Алина задумалась.
— В лаборатории мне делать уж точно нечего. Во всяком случае, сегодня.
— На этот счет гарантия стопроцентная, — подтвердил майор.
Ламанча внезапно повернулась к Кремеру.
— Петр Андреевич… А на Малую Охту подбросить можете?
Он испытующе посмотрел на нее.
— Теоретически, конечно, могу. Практически — крепко задумался бы. Сдается мне, что Сергей после того, что вечером произошло, не очень уж жаждет такой дружеской встречи. На троих. Он, то есть, я и вы. — Кремер взглянул на часы. — Да и до эвакуации осталось-то всего ничего. Так что скоро и товарища Телешова выкурят, и строем — до самого метро. Вам в ту же шеренгу не терпится?
— Наоборот. Я хотела… Хотела его увезти.
— Чтобы с прочим рядовым народом не погнали?
— Да нет же! — Алина даже хлопнула ладонью по колену. — Просто после вчерашнего — я ведь его знаю, я его вижу, едва ли не насквозь — опять он рухнет, если уже не рухнул, в раздирание да расцарапывание всех старых и новых болячек. А ведь только из норы своей на белый свет выбрался…
— Выбрался, — согласился Кремер. — Но и обратно заползти может, к бабушке не ходи.
Он побарабанил пальцами по баранке, потом достал мобильник, выбрал номер в меню и нажал кнопку автонабора. Алина наблюдала за ним, не говоря ни слова.
— Спать не спит точно, — рассуждал майор сам с собой. — Значит, общаться с кем бы то ни было очень не расположен. Ладно…
Он выключил вызов, и снова нажал автонабор. Через несколько секунд лицо его просветлело.
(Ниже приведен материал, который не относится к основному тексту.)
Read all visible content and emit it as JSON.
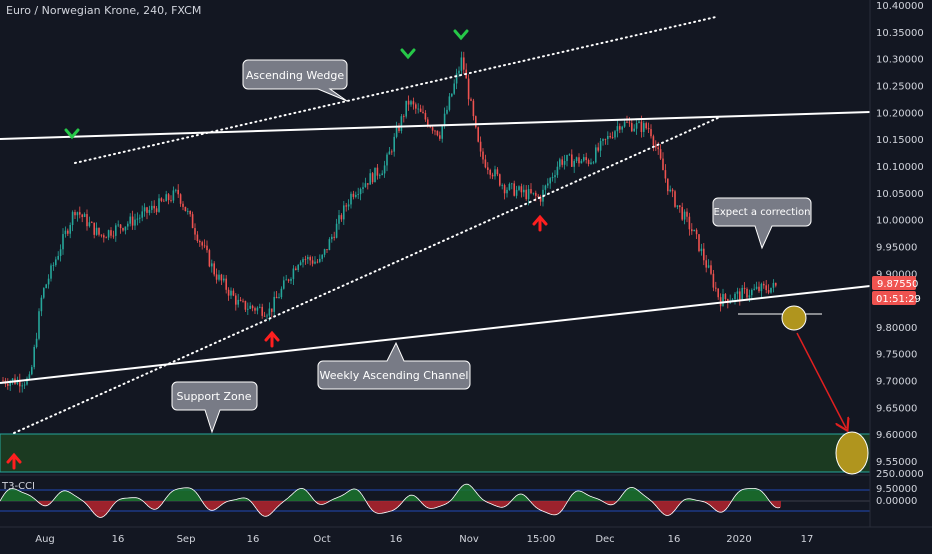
{
  "title": "Euro / Norwegian Krone, 240, FXCM",
  "indicator_label": "T3-CCI",
  "price_tag": "9.87550",
  "countdown_tag": "01:51:29",
  "colors": {
    "background": "#131722",
    "bull": "#26a69a",
    "bear": "#ef5350",
    "price_tag": "#ef5350",
    "countdown_tag": "#ef5350",
    "support_fill": "#1b3a21",
    "support_border": "#26a69a",
    "target_circle": "#b0951e",
    "arrow_up": "#ff1f1f",
    "arrow_down": "#26c848",
    "projection_arrow": "#e02020",
    "osc_positive": "#1b7a2e",
    "osc_negative": "#c0252f",
    "callout_fill": "#787b86"
  },
  "annotations": [
    {
      "text": "Ascending Wedge"
    },
    {
      "text": "Weekly Ascending Channel"
    },
    {
      "text": "Support Zone"
    },
    {
      "text": "Expect a correction"
    }
  ],
  "chart_data": {
    "type": "candlestick",
    "title": "Euro / Norwegian Krone, 240, FXCM",
    "x_tick_labels": [
      "Aug",
      "16",
      "Sep",
      "16",
      "Oct",
      "16",
      "Nov",
      "15:00",
      "Dec",
      "16",
      "2020",
      "17"
    ],
    "y_tick_labels": [
      "10.40000",
      "10.35000",
      "10.30000",
      "10.25000",
      "10.20000",
      "10.15000",
      "10.10000",
      "10.05000",
      "10.00000",
      "9.95000",
      "9.90000",
      "9.85000",
      "9.80000",
      "9.75000",
      "9.70000",
      "9.65000",
      "9.60000",
      "9.55000",
      "9.50000"
    ],
    "ylim": [
      9.5,
      10.4
    ],
    "last_price": 9.8755,
    "price_path_approx": [
      {
        "x": "Aug",
        "y": 9.7
      },
      {
        "x": "early Aug",
        "y": 10.02
      },
      {
        "x": "mid Aug",
        "y": 9.97
      },
      {
        "x": "late Aug",
        "y": 10.02
      },
      {
        "x": "Sep",
        "y": 10.05
      },
      {
        "x": "mid Sep",
        "y": 9.85
      },
      {
        "x": "late Sep",
        "y": 9.93
      },
      {
        "x": "Oct",
        "y": 10.02
      },
      {
        "x": "mid Oct",
        "y": 10.22
      },
      {
        "x": "late Oct",
        "y": 10.3
      },
      {
        "x": "Nov",
        "y": 10.12
      },
      {
        "x": "mid Nov",
        "y": 10.04
      },
      {
        "x": "late Nov",
        "y": 10.13
      },
      {
        "x": "Dec",
        "y": 10.18
      },
      {
        "x": "mid Dec",
        "y": 9.95
      },
      {
        "x": "late Dec",
        "y": 9.84
      },
      {
        "x": "2020",
        "y": 9.86
      },
      {
        "x": "early Jan",
        "y": 9.8755
      }
    ],
    "lines": [
      {
        "name": "Weekly Ascending Channel (upper)",
        "style": "solid",
        "from": {
          "x": "Jul",
          "y": 10.14
        },
        "to": {
          "x": "Jan",
          "y": 10.19
        }
      },
      {
        "name": "Weekly Ascending Channel (lower)",
        "style": "solid",
        "from": {
          "x": "Jul",
          "y": 9.7
        },
        "to": {
          "x": "Jan",
          "y": 9.88
        }
      },
      {
        "name": "Ascending Wedge (upper)",
        "style": "dotted",
        "from": {
          "x": "early Aug",
          "y": 10.1
        },
        "to": {
          "x": "Dec",
          "y": 10.37
        }
      },
      {
        "name": "Ascending Wedge (lower)",
        "style": "dotted",
        "from": {
          "x": "Jul",
          "y": 9.59
        },
        "to": {
          "x": "Dec",
          "y": 10.18
        }
      }
    ],
    "support_zone": {
      "y_from": 9.52,
      "y_to": 9.595
    },
    "indicator": {
      "name": "T3-CCI",
      "y_tick_labels": [
        "250.0000",
        "0.00000"
      ]
    }
  }
}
— О! А я уж боялся, что раз пять тебя набирать придется! Не скажи, что спал. Ага. Ну вот и добре. Значится, так, Сергей, слушай меня внимательно обоими ушами. «Швабский домик» на площади знаешь наверняка. Да мне плевать, по карману он тебе или нет — он же все равно закрыт. Да. Пехом тебе до него… так… минут, думаю, пятнадцать от силы. Во, видишь, адекватно, получается, оценил. Значит, чтобы через сорок минут возле упомянутого домика имени моей исторической родины и был. Как штык. Почему и зачем — разговор очень не телефонный. Никакая не шутка, а к тону моему мог бы уже и привыкнуть. Абсолютно серьезно. Сорок минут. Ну, давай.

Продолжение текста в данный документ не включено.